Worley also invests in independent software companies that are pioneering digital tools that can be applied to further enhance data. Internally, the organisation is also focused on producing its own software enhancements. It has, for example, developed SaltGrid, a cloud-based platform that applies AI to a customer’s health, safety and environmental data to predict the number and types of incidents likely to occur.
Analysis of data is also a relentless pursuit. ‘By analysing data from previous projects, we see statistical patterns emerging, such as those around safety, which allows our customers to introduce proactive preventive measures,’ says Hull. ‘Statistical projections of this nature enable us to indicate to our customers where the highest risk phases lie within the life cycle of the project.’
It is because Worley’s BIM platform considers and includes these, and other due diligence controls in the commissioning process, that makes it such a valuable tool. ‘It provides a transparent and accountable digital record,’ says Hull. ‘It’s the underlying data that is of value, not the virtual image, because all of this powerful integrated data makes it possible to provide design accuracy, look pre-emptively forward, and create an intelligent project scope that runs from the design phase, through operation, to end of mine life.’

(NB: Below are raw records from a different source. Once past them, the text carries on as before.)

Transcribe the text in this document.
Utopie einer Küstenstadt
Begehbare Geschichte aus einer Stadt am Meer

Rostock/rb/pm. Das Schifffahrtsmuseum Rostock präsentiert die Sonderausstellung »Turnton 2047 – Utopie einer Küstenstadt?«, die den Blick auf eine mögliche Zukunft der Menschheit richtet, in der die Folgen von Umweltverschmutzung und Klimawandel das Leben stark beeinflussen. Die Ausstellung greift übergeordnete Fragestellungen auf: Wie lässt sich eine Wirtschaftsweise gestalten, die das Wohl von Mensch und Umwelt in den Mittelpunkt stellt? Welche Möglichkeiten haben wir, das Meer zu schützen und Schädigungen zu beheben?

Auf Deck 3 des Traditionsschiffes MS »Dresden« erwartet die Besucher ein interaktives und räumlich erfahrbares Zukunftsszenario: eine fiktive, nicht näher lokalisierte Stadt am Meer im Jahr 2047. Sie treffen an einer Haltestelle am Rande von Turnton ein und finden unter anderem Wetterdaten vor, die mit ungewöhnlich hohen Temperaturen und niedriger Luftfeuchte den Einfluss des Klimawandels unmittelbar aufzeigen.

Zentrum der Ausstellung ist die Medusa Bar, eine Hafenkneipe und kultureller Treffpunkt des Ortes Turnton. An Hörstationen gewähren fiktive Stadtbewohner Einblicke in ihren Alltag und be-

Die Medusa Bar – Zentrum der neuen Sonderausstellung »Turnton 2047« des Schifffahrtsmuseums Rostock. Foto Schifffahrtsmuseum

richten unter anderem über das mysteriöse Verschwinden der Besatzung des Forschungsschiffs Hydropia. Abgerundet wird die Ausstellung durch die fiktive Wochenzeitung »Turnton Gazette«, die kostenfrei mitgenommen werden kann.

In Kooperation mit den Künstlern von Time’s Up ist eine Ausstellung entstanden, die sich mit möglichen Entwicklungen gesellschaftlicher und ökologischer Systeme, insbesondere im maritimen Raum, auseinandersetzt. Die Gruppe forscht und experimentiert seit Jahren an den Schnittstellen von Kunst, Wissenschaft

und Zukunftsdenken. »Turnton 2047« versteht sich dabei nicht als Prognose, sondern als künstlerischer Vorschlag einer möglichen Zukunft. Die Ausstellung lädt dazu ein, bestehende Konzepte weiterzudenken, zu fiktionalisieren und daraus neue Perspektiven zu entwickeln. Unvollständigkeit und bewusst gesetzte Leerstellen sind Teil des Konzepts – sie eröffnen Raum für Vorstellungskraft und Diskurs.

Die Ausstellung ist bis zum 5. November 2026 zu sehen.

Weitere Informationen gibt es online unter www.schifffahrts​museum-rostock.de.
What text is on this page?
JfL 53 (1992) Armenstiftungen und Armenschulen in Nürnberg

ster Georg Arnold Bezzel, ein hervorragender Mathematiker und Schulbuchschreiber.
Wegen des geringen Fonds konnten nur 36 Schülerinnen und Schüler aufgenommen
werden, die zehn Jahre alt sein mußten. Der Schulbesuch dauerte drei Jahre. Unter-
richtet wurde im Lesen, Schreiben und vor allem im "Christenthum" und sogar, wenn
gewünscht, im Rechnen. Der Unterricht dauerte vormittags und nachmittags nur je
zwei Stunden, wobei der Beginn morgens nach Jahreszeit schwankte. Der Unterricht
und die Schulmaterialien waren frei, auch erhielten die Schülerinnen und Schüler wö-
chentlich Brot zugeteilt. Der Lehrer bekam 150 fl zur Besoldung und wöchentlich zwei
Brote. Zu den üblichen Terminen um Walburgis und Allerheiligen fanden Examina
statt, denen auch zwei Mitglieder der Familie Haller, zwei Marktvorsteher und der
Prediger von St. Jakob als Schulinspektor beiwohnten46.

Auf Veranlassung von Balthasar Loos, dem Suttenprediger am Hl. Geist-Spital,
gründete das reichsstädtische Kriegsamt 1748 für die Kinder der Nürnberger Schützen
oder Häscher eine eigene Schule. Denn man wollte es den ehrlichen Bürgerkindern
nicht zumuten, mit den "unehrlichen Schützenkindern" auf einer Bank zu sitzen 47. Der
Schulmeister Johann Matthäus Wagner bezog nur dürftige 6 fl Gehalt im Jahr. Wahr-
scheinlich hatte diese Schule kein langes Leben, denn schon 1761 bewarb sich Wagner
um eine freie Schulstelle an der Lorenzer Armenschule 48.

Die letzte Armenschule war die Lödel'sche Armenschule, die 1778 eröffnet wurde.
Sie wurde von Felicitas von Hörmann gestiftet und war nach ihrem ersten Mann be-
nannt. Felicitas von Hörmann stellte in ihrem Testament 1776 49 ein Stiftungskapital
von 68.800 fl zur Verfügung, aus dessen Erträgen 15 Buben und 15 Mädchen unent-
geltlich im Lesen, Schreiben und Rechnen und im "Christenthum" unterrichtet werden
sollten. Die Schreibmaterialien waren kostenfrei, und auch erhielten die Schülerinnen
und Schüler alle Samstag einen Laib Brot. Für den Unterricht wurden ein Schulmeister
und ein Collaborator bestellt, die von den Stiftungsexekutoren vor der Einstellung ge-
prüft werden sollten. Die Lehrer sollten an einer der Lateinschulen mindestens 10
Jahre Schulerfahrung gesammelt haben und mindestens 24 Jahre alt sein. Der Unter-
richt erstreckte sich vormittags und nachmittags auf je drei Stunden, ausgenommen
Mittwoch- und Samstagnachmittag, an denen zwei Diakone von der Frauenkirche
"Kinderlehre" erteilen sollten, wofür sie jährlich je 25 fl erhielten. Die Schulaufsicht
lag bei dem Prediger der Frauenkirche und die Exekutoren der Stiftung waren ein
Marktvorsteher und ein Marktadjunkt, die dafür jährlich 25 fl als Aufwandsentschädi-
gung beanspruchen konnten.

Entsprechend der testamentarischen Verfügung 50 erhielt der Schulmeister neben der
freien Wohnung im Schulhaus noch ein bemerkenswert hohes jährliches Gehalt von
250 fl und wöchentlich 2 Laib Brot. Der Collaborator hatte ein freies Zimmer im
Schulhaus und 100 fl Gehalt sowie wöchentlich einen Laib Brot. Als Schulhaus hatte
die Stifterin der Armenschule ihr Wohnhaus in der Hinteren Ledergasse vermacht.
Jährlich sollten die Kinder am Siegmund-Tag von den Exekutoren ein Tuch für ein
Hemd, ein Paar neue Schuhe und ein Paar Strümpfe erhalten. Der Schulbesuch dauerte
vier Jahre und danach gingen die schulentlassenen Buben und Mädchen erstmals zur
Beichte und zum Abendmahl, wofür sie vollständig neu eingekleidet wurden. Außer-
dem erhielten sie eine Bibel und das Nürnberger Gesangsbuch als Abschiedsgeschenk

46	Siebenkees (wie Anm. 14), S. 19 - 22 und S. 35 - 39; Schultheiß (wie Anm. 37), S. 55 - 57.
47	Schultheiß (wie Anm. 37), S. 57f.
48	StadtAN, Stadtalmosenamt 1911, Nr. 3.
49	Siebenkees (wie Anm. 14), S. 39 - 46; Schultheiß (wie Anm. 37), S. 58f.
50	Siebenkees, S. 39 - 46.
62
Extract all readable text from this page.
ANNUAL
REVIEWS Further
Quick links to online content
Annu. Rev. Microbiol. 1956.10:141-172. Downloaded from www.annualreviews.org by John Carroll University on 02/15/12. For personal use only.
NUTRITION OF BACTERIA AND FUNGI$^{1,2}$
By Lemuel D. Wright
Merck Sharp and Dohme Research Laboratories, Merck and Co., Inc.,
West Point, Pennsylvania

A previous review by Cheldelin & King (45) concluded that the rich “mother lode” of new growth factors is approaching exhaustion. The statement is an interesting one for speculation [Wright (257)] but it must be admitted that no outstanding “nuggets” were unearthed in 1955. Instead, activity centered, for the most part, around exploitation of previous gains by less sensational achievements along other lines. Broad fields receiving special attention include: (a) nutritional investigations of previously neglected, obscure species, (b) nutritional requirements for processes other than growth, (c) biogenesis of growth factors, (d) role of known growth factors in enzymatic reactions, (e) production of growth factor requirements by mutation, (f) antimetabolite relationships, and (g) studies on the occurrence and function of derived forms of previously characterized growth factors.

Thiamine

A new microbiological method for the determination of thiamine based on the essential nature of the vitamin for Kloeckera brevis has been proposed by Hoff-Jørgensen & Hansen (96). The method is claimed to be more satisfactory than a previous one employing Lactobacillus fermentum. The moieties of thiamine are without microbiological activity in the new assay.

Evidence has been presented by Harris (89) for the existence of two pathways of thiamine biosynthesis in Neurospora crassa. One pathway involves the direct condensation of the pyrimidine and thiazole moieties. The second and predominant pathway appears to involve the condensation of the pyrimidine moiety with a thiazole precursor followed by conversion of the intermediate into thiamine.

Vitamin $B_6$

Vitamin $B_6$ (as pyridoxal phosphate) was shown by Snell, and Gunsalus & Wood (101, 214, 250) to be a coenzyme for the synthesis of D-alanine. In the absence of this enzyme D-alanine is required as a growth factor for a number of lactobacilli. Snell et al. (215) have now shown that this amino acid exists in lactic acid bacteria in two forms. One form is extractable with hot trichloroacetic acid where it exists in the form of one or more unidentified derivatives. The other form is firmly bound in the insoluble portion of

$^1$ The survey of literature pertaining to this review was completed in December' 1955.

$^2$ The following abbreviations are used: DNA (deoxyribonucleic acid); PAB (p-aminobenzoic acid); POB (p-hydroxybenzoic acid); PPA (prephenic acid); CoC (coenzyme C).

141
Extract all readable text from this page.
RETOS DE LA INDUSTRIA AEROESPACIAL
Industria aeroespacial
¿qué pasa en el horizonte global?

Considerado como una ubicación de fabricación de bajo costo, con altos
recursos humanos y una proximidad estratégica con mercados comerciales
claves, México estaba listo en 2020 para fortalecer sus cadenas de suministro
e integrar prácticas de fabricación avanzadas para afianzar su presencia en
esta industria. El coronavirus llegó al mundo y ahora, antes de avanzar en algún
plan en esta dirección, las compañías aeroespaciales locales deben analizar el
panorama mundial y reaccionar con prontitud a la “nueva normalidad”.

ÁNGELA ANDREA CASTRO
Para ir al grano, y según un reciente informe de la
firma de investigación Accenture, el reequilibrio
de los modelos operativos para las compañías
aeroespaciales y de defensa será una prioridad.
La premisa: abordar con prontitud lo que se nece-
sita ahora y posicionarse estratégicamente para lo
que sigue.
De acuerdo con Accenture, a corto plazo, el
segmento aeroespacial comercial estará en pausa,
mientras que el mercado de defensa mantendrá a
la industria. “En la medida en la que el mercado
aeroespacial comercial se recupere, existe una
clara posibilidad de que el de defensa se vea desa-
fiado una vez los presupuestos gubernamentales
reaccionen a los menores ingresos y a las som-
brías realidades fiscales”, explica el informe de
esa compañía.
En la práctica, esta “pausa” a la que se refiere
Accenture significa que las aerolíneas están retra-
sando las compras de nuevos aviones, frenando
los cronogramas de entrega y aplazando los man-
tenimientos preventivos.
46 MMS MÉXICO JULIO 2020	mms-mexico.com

And mine life is a priority in Africa given that it services much of the world’s mineral needs and still has unknown reserves. Worley’s presence on the continent is thus substantial yet it still plans to grow its footprint as more opportunities open. Of particular interest to the organisation is also the mining of lithium, nickel and graphite. ‘These are increasingly in demand as the global transition to “greener” sources of energy gains momentum,’ says Hull.
The ‘green’ that mining feeds is itself part of the digital age. ‘Organisations across the globe have a strategic objective to go digital or be at risk of becoming obsolete,’ says Hull. ‘Productivity gains are being driven primarily by technology today, and it’s a very different way of working to that of traditional monolithic, high-risk and high-cost operational patterns that have kept the mining sector from adapting.
‘Going digital requires a change in mindset, from the project team, to customers and mine personnel. To realise the immense benefits of it also requires expertise, which Worley has already acquired so that we can offer our customers a roadmap to help them navigate this unfamiliar territory.’